Moscow Mule, Il mulo di Mosca

Il Moscow Mule è uno dei cocktail più famosi nella storia dei miscelati.

Nato da uno stano incontro e ritornato “in auge” grazie al consumo dilagante dello zenzero.

Chissà se conoscerà una nuova ondata di notorietà dopo le ultime elezioni in Russia?

Il Moscow Mule è un long drink moderatamente alcolico, particolarmente dissetante, grazie alla nota pungente dello zenzero.

Una bevanda piacevole e gustosa con una storia davvero particolare che, a dispetto del nome, ha poco a che fare con il Cremlino, se non per l’uso della vodka.

Il cocktail nasce nel 1941 in un bar di New York, dall’incontro fortuito di due imprenditori sull’orlo del fallimento: John G. Martin, proprietario della piccola azienda di liquori, e Jack Morgan gestore di un famoso locale di Hollywood.

Martin, che non riusciva a distribuire la vodka Sminoff, un alcolico ancora poco amato negli U.S.A. perché associato all’Unione Sovietica.

Morgan stava cercando di lanciare senza successo la sua marca di Ginger Beer, un soft drink a base di zenzero.

 

 

I due ebbero un’idea geniale: combinare i due ingredienti aggiungendo semplicemente un po’ di lime.

Nacque un cocktail originalissimo in grado di “scalciare in gola come un mulo”.

La leggenda continua con un altro affascinante aneddoto: pare che il nome “Moscow Mule” derivi da un’imprenditrice che doveva smaltire uno stock di copper mug con su stampato un asinello.

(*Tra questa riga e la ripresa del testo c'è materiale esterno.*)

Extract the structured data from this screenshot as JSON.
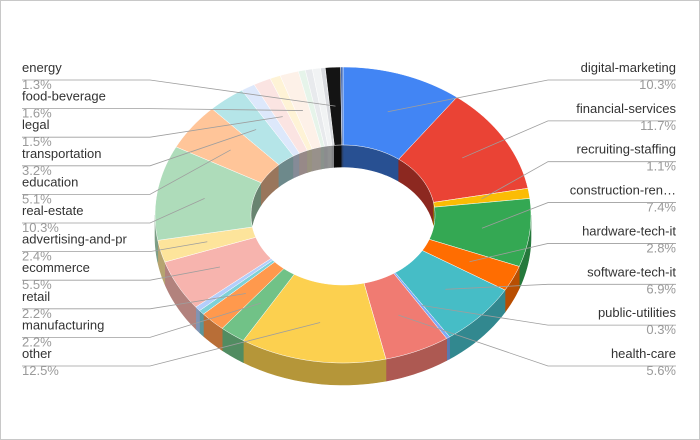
{
  "chart_data": {
    "type": "pie",
    "variant": "3d-donut",
    "title": "",
    "label_position": "outside with leader lines",
    "slices": [
      {
        "name": "digital-marketing",
        "value": 10.3,
        "label": "10.3%",
        "color": "#4285f4"
      },
      {
        "name": "financial-services",
        "value": 11.7,
        "label": "11.7%",
        "color": "#ea4335"
      },
      {
        "name": "recruiting-staffing",
        "value": 1.1,
        "label": "1.1%",
        "color": "#fbbc04"
      },
      {
        "name": "construction-ren…",
        "value": 7.4,
        "label": "7.4%",
        "color": "#34a853"
      },
      {
        "name": "hardware-tech-it",
        "value": 2.8,
        "label": "2.8%",
        "color": "#ff6d01"
      },
      {
        "name": "software-tech-it",
        "value": 6.9,
        "label": "6.9%",
        "color": "#46bdc6"
      },
      {
        "name": "public-utilities",
        "value": 0.3,
        "label": "0.3%",
        "color": "#7baaf7"
      },
      {
        "name": "health-care",
        "value": 5.6,
        "label": "5.6%",
        "color": "#f07b72"
      },
      {
        "name": "other",
        "value": 12.5,
        "label": "12.5%",
        "color": "#fcd04f"
      },
      {
        "name": "manufacturing",
        "value": 2.2,
        "label": "2.2%",
        "color": "#71c287"
      },
      {
        "name": "retail",
        "value": 2.2,
        "label": "2.2%",
        "color": "#ff994d"
      },
      {
        "name": "",
        "value": 0.5,
        "label": "",
        "color": "#7ed1d7"
      },
      {
        "name": "",
        "value": 0.5,
        "label": "",
        "color": "#b3cefb"
      },
      {
        "name": "ecommerce",
        "value": 5.5,
        "label": "5.5%",
        "color": "#f7b4ae"
      },
      {
        "name": "advertising-and-pr",
        "value": 2.4,
        "label": "2.4%",
        "color": "#fde49b"
      },
      {
        "name": "real-estate",
        "value": 10.3,
        "label": "10.3%",
        "color": "#aedcba"
      },
      {
        "name": "education",
        "value": 5.1,
        "label": "5.1%",
        "color": "#ffc599"
      },
      {
        "name": "transportation",
        "value": 3.2,
        "label": "3.2%",
        "color": "#b5e5e8"
      },
      {
        "name": "",
        "value": 1.2,
        "label": "",
        "color": "#dde8fb"
      },
      {
        "name": "legal",
        "value": 1.5,
        "label": "1.5%",
        "color": "#fbe4e2"
      },
      {
        "name": "",
        "value": 0.9,
        "label": "",
        "color": "#fef3d6"
      },
      {
        "name": "food-beverage",
        "value": 1.6,
        "label": "1.6%",
        "color": "#fdf1e8"
      },
      {
        "name": "",
        "value": 0.6,
        "label": "",
        "color": "#e6f4ea"
      },
      {
        "name": "",
        "value": 0.6,
        "label": "",
        "color": "#e8eaed"
      },
      {
        "name": "",
        "value": 0.7,
        "label": "",
        "color": "#f1f3f4"
      },
      {
        "name": "",
        "value": 0.4,
        "label": "",
        "color": "#dadce0"
      },
      {
        "name": "energy",
        "value": 1.3,
        "label": "1.3%",
        "color": "#141414"
      },
      {
        "name": "",
        "value": 0.2,
        "label": "",
        "color": "#4a6fb5"
      }
    ]
  }
}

Le ragioni della tazza di rame potrebbero essere molto diverse: questo metallo si raffredda velocemente perché è un ottimo conduttore e, in secondo luogo, l’interazione con il lime conferirebbe al cocktail il suo gusto unico.

 

Durante gli anni della guerra, il Moscow Mule non viene più richiesto a causa del suo nome ma, negli ultimi anni, è tornato prepotentemente di moda anche alla “riscoperta” dello zenzero e delle sue proprietà.

Un’ ottima idea potrebbe essere quella di arricchire il cocktail con una bustina di Sugaroma allo Zenzero!

E chissà, magari così potrebbe piacere anche a Putin!